В защитительных текстах неизбежно обращение к факторам времени. Но именно интерпретация этих факторов позволяла адвокату создавать с их помощью определенную точку зрения на рассматриваемые события, воздействовать на присяжных заседателей с целью вынесения положительного приговора.
ЛИТЕРАТУРА
[1] Бахтин М.М. Формы времени и хронотопа в романе. Очерки по исторической поэтике // Бахтин М.М. Вопросы литературы и эстетики. — М.: Художественная литература, 1975. — С. 234—407.
[2] Гумилев Л.Н. Этногенез и биосфера земли. — М.: АСТ, 2010. — С. 231.
[3] Плевако Ф.И. Судебные речи. Серия: Антология мысли. — М.: Юрайт, 2011. — С. 119.
[4] Судебные речи известных русских юристов. Серия: Антология мысли. — М.: Юрайт, 2011.
THE CATEGORY OF TIME AS A PART OF THE INTERPRETATIONAL MODEL OF THE IMAGE OF A CRIMINAL
E.S. Kozlovskaya
The General and Russian Linguistics Department Philological Faculty Peoples' Friendship University of Russia Miklyho-Maklaya str., 6, Moscow, Russia, 117198
The paper is devoted to some language and speech manipulation techniques with the category of time using by counsels for the defense in a jury trial at the period of judicial reform in Russia in XIX century.

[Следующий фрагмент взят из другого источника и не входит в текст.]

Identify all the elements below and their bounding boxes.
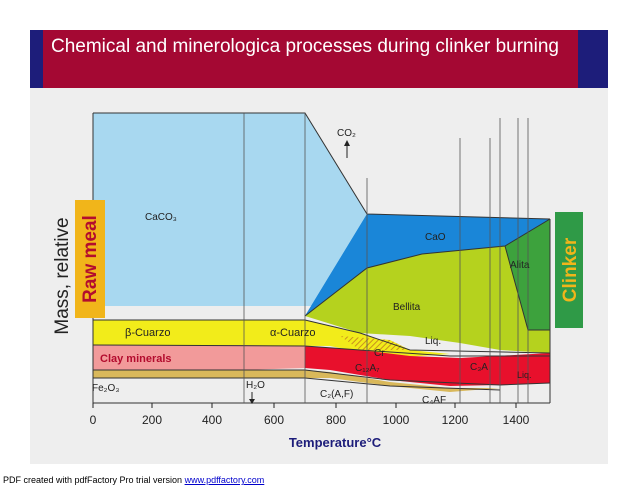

Key words: model of time, methods of actualization and desactualization of retardation and acceleration, modeling of the future like authentic.
REFERENCES
[1] Bakhtin M.M. Formy vremeni i hronotopa v romane. Ocherki po istoricheskoy poetike // Bakh-tin M.M. Voprosy literatury i estetiki. — M.: Hudozhestvennaya literatura, 1975. — S. 234—407.
[2] Gumilev L.N. Etnogenez i biosfera zemli. — M.: AST, 2010. — S. 231.
[3] Plevako F.I. Sudebnye rechi. Seriya: Antologiya mysli. — M.: Yurajt, 2011. — S. 119.
[4] Sudebnye rechi izvestnykh russkikh yuristov. Seriya: Antologiya mysli. — M.: Yurajt, 2011.